Setelah perang, Oppenheimer menjadi kepala Institute for Advanced Study di Princeton dari tahun 1947 hingga 1966. Selama periode tersebut, ia juga menjabat sebagai ketua Komite Penasihat Umum Komisi Energi Atom. Ia menentang pengembangan bom hidrogen yang diusulkan oleh komisi tersebut pada bulan Oktober 1949. Pada tahun 1963, Presiden AS Lyndon B. Johnson memberikan Penghargaan Enrico Fermi dari Komisi Energi Atom kepada Oppenheimer sebagai penghargaan atas jasanya.
Setelah pensiun dari Institute for Advanced Study pada tahun 1966, Oppenheimer meninggal karena kanker tenggorokan pada tahun berikutnya. Warisannya sebagai seorang ilmuwan terkemuka dan kiprahnya dalam pengembangan bom atom tetap meninggalkan jejak berharga dalam sejarah ilmu pengetahuan dan teknologi.
Di balik popularitasnya sebagai ‘ayah dari bom atom’, ada fakta-fakta menarik dan tersembunyi yang layak untuk diungkap.
1. Dari Ilmuwan Menjadi Filosof
Sebelum menggeluti riset fisika, Oppenheimer mengejar studi dalam bidang bahasa dan filosofi. Ia memiliki ketertarikan mendalam terhadap sastra klasik, puisi, dan bahasa Sanskerta. Perpaduan antara kecintaannya terhadap ilmu pengetahuan dan humaniora mencerminkan kepribadiannya yang kompleks dan mendalam.
2. Bahasa Rahasia: Sandi dan Kode
Selama masa muda, Oppenheimer memiliki ketertarikan yang kuat terhadap linguistik dan keahlian dalam bahasa.

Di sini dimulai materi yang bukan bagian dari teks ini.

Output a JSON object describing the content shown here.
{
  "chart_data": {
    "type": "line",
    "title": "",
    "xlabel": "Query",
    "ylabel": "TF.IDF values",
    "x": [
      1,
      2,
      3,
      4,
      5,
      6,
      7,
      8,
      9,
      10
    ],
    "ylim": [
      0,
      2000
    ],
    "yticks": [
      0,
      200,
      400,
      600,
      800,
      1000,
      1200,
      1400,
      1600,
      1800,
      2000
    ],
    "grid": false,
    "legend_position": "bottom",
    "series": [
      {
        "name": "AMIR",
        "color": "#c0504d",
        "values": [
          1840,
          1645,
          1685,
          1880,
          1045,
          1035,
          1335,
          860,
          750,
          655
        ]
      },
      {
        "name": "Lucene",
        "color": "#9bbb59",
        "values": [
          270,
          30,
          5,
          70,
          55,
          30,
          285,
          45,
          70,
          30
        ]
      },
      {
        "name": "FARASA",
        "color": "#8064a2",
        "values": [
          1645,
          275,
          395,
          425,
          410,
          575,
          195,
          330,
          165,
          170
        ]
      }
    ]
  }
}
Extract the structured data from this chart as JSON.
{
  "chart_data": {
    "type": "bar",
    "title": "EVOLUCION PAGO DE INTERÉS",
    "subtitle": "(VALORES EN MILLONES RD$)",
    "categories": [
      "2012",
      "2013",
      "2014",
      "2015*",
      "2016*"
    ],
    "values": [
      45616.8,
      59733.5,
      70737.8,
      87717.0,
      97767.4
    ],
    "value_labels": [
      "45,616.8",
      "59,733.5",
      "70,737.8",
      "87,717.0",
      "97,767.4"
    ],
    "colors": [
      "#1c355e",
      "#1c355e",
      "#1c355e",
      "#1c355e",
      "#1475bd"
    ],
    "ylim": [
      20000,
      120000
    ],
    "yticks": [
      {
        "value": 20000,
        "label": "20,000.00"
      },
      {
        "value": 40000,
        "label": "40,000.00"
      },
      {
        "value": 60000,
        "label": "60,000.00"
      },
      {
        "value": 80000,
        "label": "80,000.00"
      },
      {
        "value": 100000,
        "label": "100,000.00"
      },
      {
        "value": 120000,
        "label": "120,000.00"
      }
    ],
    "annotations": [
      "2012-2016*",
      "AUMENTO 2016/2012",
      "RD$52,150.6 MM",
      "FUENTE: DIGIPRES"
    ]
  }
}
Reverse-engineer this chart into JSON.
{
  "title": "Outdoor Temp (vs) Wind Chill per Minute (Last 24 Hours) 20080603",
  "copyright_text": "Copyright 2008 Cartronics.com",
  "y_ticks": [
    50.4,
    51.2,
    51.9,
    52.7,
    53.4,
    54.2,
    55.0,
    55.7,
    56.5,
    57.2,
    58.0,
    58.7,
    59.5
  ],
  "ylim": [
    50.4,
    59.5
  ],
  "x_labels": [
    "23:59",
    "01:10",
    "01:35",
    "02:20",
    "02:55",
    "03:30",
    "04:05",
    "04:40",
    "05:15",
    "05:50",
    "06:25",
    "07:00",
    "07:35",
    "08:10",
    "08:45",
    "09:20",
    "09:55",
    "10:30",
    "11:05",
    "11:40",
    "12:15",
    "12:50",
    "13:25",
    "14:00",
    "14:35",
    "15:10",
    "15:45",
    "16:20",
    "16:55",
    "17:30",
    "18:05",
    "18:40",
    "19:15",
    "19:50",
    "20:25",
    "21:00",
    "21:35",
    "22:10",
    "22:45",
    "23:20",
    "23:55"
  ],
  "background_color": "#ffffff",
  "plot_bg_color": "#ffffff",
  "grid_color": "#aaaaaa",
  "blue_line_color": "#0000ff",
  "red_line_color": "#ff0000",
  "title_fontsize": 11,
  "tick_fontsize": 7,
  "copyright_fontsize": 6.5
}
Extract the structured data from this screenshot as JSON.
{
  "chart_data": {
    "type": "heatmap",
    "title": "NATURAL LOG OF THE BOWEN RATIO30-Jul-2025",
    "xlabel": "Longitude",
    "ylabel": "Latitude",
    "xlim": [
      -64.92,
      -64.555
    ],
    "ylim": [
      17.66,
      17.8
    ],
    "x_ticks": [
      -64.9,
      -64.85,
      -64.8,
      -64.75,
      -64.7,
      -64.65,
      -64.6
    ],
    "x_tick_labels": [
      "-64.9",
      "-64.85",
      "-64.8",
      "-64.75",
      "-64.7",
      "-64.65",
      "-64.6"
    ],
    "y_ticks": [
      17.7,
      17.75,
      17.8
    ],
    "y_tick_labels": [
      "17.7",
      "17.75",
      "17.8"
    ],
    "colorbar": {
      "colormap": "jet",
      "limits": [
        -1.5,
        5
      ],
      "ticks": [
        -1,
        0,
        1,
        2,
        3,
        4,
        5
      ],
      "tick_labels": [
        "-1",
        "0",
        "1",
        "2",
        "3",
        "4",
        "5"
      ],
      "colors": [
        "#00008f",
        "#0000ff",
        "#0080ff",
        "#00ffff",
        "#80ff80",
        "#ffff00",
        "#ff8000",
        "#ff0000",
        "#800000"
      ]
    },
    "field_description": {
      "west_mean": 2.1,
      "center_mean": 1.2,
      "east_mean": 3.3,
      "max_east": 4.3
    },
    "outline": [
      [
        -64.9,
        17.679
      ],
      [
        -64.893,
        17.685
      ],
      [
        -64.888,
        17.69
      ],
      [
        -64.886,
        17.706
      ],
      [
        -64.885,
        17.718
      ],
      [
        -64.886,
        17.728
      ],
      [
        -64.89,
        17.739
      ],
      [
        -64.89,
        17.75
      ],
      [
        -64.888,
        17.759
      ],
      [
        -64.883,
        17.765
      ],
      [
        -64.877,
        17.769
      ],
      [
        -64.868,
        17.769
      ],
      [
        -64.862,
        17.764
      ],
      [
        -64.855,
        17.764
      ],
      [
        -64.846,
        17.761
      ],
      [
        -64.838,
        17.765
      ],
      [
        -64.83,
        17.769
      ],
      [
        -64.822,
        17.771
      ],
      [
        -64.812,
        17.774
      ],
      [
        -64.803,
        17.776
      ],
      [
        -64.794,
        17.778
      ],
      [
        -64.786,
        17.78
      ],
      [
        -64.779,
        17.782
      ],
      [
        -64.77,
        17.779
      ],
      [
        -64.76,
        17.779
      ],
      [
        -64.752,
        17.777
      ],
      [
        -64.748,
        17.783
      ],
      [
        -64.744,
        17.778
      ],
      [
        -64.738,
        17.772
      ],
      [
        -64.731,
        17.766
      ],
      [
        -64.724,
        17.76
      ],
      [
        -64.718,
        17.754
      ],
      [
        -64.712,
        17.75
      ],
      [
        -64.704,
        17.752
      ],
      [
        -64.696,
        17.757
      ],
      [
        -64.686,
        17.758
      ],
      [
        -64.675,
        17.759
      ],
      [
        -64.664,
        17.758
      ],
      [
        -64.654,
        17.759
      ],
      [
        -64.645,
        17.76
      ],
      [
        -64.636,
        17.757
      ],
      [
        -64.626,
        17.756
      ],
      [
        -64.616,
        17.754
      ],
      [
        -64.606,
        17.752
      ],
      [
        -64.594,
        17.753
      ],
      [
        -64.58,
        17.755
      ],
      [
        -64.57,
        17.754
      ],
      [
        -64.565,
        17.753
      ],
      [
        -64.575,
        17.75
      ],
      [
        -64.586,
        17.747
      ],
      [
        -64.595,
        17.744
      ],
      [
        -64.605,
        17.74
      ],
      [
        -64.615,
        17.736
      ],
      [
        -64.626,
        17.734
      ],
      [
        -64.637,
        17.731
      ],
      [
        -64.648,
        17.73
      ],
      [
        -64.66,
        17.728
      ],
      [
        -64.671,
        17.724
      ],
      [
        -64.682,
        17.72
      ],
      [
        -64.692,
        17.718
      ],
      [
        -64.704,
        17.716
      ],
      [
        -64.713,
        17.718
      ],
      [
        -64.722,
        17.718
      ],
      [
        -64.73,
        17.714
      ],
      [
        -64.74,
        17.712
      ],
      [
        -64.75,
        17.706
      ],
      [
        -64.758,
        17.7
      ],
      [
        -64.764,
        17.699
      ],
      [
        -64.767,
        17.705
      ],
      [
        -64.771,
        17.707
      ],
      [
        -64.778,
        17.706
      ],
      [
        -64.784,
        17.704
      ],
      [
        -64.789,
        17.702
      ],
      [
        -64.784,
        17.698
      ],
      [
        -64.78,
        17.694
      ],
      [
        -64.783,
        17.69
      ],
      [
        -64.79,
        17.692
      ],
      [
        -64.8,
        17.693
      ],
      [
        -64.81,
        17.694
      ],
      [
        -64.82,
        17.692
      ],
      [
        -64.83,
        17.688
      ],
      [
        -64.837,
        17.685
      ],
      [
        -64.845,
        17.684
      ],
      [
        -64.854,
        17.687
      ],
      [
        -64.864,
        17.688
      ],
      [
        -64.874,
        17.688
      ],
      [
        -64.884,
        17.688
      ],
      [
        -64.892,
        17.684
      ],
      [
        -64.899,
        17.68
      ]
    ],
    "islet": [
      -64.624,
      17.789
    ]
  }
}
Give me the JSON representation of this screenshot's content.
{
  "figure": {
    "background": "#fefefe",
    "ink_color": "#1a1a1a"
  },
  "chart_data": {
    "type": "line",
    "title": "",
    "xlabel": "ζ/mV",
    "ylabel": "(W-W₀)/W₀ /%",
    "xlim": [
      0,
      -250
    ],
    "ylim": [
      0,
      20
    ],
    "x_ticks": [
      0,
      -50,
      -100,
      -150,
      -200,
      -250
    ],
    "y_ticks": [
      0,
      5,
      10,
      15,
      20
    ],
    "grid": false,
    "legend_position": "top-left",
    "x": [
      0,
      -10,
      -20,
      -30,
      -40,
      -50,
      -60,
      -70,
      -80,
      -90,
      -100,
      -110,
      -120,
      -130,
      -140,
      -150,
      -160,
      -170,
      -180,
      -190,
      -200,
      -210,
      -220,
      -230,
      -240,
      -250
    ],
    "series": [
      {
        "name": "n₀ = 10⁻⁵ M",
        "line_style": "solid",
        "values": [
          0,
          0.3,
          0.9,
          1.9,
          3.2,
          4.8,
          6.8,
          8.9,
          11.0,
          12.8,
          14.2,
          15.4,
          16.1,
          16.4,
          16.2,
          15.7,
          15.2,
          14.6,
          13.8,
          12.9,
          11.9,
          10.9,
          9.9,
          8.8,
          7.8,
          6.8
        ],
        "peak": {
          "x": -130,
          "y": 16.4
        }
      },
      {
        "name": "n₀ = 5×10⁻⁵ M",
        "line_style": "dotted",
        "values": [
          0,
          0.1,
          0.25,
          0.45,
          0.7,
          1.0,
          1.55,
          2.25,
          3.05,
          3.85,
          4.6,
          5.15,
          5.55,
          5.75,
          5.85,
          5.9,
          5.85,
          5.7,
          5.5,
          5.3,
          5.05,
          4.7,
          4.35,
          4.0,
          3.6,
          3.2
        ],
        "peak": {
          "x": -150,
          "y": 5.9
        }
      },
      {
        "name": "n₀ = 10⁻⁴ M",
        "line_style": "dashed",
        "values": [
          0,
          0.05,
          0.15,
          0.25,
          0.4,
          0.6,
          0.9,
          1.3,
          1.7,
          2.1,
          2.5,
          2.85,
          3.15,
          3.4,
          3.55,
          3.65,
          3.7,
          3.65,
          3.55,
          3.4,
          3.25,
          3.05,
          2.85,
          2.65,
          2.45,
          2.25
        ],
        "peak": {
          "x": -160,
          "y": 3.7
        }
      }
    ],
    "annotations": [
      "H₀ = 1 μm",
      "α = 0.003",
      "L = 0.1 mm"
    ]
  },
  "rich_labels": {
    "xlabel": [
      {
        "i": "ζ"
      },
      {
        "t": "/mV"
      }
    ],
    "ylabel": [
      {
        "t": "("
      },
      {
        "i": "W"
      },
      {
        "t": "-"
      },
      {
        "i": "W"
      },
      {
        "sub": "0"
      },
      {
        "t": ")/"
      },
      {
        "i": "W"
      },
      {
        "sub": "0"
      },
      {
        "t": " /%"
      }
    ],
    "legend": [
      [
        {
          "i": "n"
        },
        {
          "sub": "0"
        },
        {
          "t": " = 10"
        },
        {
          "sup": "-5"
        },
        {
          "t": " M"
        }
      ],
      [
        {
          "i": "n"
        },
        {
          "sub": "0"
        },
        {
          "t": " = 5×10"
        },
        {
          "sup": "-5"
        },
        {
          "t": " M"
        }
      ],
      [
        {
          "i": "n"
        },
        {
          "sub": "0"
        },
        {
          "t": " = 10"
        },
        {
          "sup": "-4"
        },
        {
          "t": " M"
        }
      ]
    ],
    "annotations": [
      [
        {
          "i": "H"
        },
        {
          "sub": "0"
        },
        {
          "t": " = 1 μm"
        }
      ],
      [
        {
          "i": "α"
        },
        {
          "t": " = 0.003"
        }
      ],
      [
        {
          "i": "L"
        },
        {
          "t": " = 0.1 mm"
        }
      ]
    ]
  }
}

Hal ini memungkinkannya untuk berkontribusi pada pemecahan kode dan mendekripsi pesan rahasia selama Perang Dunia II. Kecakapannya dalam menganalisis pesan terenskripsi membantu menguraikan komunikasi musuh.
**3. Nama Sandi “J. Robert”
Saat aktif berpartisipasi dalam proyek Manhattan, Oppenheimer menggunakan nama samaran “J. Robert” untuk menghindari kecurigaan dan menjaga kerahasiaan perannya dalam proyek tersebut. Nama panggilan ini juga membantu melindungi keluarga dan orang-orang terdekatnya dari potensi ancaman terkait proyek rahasia tersebut.
4. Sisi Artistiknya
Oppenheimer bukan hanya seorang ilmuwan, tetapi juga seorang seniman di hati. Ia gemar menggambar dan melukis, bahkan ketika bekerja di Los Alamos dalam proyek Manhattan, ia tetap menyempatkan waktu untuk menyalurkan bakat seninya. Kesenangannya pada seni menjadi kontras menarik dengan perannya dalam pengembangan senjata yang mematikan.
5. Ketertarikan pada Agama dan Filosofi Timur
Oppenheimer tidak hanya terbatas pada tradisi dan pemikiran Barat. Ia memiliki ketertarikan mendalam pada agama dan filosofi Timur, terutama ajaran Hindu dan Bhagavad Gita. Bahkan, saat menyaksikan uji coba Trinity, ledakan nuklir pertama yang berhasil, ia mengutip kata-kata dari kitab suci tersebut, “Saya menjadi Kematian, pemusnah dunia.”
6. Dilema Etika
Setelah bom atom pertama berhasil diuji coba, Oppenheimer dilanda dilema etika yang mendalam. Keberhasilan proyek ini memicu pemikirannya tentang dampak besar yang dapat ditimbulkan oleh senjata nuklir. Ia menjadi vokal dalam upaya pengendalian senjata nuklir dan menekankan pentingnya perdamaian dunia.